What are the casualties of the Left’s critiques? Is there a redemptive value to fundamentalism? Is there a way beyond this deadlock that addresses the pitfalls of dogma and those of distanced irony? What could a religion for disbelievers look like, and why could this be important?
The Change You Want To See Gallery hosts a panel discussion exploring these themes with guests:

Stephen Duncombe (http://www.nyu.edu/classes/duncombe/)
Stephen Duncombe’s interests lie in media and cultural studies. He teaches and writes on the history of the mass media and consumer society and the intersection of culture and politics. He is the author of Notes from Underground: Zines and the Politics of Alternative Culture and Dream: Re-Imagining Progressive Politics in an Age of Fantasy, the editor of the Cultural Resistance Reader, and coauthor of The Bobbed Haired Bandit: A True Story of Crime and Celebrity in 1920s New York. He also writes widely on culture and politics for a number of publications. Duncombe has appeared regularly on public radio, performed as a DJ on pirate radio, and been a lifelong political activist. He is currently working on a book about democracy and display in Victorian England.

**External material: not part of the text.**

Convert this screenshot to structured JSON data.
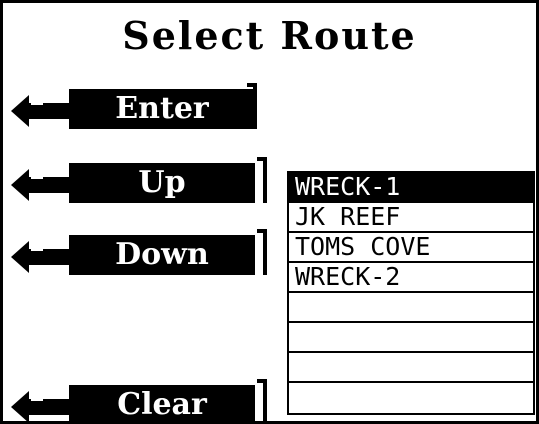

Savitri Durkee (http://www.revbilly.com)
Savitri Durkee was born in New Mexico. She directs the radical performance community known as The Church of Stop Shopping and lives in Brooklyn.

The Church of Stop Shopping is an activist performance group based in New York City, led by Reverend Billy (stage name Bill Talen). Using the form of a revival meeting, on sidewalks and in chain stores, Reverend Billy and the gospel choir exhort consumers to abandon the products of large corporations and mass media; the group also preaches a broader message of economic justice, environmental protection, and anti-militarism, protesting sweatshops and the Iraq War. While it continues its street theater activities, the Church has also appeared on stage, has toured internationally, and most recently was the subject of a feature length film by Morgan Spurlock called “What Would Jesus Buy”. (–From Wikipedia.)

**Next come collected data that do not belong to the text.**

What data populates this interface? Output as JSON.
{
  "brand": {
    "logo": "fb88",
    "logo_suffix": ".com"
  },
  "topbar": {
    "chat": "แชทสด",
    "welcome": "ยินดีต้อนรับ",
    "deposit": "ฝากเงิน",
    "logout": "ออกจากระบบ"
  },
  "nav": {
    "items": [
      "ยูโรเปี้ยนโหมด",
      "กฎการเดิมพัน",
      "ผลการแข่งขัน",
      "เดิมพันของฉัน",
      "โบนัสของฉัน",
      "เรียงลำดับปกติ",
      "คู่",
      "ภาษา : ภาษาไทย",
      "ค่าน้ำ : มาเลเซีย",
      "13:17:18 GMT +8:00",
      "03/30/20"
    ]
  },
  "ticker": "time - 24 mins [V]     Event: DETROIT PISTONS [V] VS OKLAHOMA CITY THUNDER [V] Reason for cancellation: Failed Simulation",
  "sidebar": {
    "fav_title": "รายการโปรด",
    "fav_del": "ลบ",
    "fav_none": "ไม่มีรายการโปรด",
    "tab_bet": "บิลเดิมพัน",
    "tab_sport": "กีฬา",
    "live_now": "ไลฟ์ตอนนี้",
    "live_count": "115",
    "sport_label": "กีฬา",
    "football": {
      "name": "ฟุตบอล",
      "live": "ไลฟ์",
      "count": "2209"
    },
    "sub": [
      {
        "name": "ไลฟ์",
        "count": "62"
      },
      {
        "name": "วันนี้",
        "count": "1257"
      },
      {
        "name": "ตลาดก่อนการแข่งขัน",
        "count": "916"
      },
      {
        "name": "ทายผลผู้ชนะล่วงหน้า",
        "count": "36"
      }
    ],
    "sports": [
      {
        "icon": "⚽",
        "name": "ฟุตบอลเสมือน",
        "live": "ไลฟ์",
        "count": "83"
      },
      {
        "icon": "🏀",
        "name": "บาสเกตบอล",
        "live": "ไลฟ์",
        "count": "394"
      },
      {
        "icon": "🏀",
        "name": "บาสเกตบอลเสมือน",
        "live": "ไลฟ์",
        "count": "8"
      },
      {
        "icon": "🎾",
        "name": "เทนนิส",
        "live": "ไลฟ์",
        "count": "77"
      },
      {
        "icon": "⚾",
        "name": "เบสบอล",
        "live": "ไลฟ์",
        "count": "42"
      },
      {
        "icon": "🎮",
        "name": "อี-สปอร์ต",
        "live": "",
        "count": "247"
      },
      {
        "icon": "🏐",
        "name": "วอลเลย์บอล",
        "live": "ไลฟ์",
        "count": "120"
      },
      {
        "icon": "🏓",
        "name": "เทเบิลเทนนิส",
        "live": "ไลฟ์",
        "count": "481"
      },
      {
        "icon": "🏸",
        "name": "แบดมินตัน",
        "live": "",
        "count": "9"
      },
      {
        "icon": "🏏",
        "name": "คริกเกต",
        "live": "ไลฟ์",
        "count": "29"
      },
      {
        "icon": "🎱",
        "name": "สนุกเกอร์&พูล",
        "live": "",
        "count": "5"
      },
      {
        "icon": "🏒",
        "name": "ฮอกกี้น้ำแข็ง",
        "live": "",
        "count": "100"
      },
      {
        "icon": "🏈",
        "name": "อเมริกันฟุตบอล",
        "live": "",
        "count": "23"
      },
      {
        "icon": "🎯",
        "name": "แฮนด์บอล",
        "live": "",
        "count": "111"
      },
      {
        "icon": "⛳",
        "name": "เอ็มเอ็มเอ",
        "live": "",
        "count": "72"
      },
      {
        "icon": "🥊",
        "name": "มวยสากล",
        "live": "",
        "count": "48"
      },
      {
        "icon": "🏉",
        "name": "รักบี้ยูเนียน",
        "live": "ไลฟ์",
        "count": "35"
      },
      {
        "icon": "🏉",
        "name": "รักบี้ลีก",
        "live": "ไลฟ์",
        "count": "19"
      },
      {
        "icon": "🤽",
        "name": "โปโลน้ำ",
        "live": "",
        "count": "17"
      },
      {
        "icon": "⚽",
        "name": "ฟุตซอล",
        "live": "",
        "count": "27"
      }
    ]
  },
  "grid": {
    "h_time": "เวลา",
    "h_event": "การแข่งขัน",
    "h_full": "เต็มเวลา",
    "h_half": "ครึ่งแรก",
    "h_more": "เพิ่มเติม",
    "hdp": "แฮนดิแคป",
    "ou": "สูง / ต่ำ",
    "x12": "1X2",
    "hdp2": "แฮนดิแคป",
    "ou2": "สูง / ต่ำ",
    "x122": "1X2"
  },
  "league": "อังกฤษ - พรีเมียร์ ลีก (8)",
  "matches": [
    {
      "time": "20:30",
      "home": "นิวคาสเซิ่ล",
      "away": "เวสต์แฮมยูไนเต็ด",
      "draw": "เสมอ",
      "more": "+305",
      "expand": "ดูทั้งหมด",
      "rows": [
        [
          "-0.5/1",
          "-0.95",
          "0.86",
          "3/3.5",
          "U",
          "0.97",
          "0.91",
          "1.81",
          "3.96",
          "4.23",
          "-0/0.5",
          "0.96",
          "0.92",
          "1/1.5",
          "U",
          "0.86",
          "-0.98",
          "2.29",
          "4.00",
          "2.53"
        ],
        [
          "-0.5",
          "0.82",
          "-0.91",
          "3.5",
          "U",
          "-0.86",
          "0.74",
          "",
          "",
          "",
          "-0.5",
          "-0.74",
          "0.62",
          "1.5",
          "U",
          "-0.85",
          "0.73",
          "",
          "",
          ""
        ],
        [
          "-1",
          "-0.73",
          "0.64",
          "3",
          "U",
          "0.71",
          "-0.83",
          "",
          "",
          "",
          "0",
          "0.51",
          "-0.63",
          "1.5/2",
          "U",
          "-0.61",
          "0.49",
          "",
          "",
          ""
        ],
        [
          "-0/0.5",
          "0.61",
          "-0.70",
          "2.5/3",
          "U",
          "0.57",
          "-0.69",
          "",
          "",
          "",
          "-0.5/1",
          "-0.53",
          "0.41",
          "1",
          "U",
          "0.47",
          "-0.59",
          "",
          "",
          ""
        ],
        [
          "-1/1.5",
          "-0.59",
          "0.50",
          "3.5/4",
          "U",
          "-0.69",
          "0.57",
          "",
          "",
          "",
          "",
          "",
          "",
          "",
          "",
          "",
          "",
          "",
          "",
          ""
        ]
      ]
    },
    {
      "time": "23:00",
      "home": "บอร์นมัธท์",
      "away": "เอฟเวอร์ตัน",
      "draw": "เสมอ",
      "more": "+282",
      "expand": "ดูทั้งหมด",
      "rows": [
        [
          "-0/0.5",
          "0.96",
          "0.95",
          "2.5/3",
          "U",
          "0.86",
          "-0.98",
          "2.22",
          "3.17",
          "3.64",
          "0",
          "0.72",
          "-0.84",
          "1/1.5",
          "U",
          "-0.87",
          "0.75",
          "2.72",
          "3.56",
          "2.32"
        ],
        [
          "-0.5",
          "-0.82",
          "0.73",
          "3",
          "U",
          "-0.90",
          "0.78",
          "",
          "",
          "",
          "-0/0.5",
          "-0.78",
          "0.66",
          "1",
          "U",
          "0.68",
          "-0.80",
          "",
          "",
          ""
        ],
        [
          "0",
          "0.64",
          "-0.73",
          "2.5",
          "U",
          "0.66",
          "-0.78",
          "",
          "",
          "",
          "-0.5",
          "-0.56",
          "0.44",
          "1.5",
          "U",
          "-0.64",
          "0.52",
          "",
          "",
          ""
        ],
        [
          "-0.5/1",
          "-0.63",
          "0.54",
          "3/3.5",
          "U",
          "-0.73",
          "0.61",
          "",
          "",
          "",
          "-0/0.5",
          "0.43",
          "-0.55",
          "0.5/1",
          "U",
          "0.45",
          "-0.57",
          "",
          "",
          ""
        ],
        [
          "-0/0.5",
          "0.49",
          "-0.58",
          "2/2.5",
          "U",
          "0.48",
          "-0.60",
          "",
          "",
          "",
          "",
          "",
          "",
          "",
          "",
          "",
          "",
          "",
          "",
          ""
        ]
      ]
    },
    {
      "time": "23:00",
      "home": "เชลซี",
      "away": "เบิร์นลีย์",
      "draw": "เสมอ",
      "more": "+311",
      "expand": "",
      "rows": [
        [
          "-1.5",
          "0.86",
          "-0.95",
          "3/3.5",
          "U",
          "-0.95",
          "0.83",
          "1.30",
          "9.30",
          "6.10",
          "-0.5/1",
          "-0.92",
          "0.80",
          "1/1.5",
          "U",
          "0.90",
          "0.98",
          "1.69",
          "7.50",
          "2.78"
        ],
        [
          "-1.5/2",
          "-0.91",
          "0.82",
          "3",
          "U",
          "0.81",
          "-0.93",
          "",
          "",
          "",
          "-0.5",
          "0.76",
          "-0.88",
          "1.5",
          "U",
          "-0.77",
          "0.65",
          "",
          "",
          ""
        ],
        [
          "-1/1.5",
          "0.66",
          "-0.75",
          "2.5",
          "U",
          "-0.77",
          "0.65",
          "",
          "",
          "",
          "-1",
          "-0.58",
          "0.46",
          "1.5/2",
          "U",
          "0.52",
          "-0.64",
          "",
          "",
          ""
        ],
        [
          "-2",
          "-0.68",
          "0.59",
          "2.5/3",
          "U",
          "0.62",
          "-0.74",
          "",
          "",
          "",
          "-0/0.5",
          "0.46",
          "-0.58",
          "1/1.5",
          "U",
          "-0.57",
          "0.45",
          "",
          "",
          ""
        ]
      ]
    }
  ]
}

Zack Exley (http://revolutioninjesusland.com)
Zack Exley is a founder and president of the New Organizing Institute, and also works as a consultant to organizations, businesses and leaders. He directed the online campaign for the British Labor Party’s 2005 re-election, and was Director of Online Organizing and Communications at Kerry-Edwards 2004. Before that, he served as Organizing Director at MoveOn.org, and was an adviser to the early Dean campaign. Zack spent the 90’s working as a union organizer. He blogs at the HuffingtonPost and ZackExley.com. In September 2007 he launched RevolutionInJesusland.com, where he blogs from the road, scouting “the fourth Great Awakening”. This evangelical “revolution” is the fastest growing and most surprising of American social movements today. From mega churches to tiny country churches, evangelical Christians are rediscovering the “gospel of the God of the oppressed.”

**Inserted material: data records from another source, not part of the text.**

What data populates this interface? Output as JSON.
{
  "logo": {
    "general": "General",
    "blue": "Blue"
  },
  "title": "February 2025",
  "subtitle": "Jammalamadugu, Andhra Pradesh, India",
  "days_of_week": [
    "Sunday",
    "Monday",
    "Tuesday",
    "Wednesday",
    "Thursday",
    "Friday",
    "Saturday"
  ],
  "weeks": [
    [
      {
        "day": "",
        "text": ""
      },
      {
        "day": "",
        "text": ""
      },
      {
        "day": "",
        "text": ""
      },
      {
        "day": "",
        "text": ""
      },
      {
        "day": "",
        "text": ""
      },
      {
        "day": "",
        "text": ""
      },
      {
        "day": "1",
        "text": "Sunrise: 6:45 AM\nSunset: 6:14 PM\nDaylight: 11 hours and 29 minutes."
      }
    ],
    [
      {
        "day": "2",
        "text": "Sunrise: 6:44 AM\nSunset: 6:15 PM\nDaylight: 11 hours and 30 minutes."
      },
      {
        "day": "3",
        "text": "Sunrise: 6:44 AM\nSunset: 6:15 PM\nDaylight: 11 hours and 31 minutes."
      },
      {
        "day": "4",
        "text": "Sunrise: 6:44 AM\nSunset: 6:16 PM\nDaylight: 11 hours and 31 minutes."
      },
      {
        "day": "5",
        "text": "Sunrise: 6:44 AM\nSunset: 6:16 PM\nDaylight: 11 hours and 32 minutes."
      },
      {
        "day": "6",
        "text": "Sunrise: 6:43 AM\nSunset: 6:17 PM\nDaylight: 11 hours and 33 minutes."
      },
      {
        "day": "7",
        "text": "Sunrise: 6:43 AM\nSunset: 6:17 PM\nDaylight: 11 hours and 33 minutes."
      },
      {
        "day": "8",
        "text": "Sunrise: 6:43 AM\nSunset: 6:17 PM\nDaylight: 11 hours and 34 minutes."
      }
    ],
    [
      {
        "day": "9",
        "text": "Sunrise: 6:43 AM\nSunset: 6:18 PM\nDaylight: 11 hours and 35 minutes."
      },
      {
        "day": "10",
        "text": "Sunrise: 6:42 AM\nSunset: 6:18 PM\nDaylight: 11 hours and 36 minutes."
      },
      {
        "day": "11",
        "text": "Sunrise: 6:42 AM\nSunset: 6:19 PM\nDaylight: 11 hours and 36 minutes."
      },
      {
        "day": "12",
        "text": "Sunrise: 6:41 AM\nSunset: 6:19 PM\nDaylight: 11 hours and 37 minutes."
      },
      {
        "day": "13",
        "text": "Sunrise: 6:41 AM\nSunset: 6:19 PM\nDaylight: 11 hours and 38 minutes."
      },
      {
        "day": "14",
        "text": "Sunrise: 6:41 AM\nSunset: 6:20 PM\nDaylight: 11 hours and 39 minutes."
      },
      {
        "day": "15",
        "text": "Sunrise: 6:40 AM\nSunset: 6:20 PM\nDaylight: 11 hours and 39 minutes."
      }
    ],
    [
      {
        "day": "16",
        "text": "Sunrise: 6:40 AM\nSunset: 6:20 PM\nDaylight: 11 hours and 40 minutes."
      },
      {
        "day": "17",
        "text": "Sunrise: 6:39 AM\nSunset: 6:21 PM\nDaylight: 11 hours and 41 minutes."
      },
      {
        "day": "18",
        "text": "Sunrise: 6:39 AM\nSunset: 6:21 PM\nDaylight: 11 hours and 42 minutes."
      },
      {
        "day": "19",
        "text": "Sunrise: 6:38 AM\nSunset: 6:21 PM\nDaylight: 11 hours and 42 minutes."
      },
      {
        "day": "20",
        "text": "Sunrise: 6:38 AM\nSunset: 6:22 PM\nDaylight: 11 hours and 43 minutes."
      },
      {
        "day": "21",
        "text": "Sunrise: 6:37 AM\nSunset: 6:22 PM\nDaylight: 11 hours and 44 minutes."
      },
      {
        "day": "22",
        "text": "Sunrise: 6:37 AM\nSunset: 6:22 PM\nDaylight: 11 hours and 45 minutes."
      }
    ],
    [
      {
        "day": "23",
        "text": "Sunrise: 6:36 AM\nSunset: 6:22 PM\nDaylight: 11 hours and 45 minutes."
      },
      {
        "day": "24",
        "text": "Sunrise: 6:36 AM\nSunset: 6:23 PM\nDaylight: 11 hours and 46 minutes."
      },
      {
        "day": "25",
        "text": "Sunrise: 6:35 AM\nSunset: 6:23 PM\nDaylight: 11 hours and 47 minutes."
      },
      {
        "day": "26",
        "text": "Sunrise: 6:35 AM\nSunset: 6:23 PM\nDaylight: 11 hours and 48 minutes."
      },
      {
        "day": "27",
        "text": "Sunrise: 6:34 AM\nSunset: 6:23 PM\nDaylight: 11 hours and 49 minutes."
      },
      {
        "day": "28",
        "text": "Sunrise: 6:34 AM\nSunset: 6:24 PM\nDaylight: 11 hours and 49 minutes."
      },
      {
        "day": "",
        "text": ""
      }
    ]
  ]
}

Simon Critchley (http://en.wikipedia.org/wiki/Simon_Critchley)
Simon Critchley is a Professor of Philosophy at the New School in New York City. His fields of study include continental philosophy; phenomenology; philosophy and literature; psychoanalysis; the ethical and the political. He has authored a number of books, including Infinitely Demanding: Ethics of Commitment, Politics of Resistance (2007), Things Merely Are: Philosophy in the Poetry of Wallace Stevens (2005); On Humor (2002); Continental Philosophy: A Very Short Introduction (2001); Ethics-Politics-Subjectivity: Essays on Derrida, Levinas, and Contemporary French Thought (1999); Very Little, Almost Nothing: Death, Philosophy, Literature (1997); The Ethics of Deconstruction: Derrida and Levinas (1992). His recent essay, “Confraternity of the Faithless: Wilde’s Christianity” was published in Lacanian Ink.

*The title for this panel is borrowed from a forthcoming essay by Andrew Boyd and Stephen Duncombe.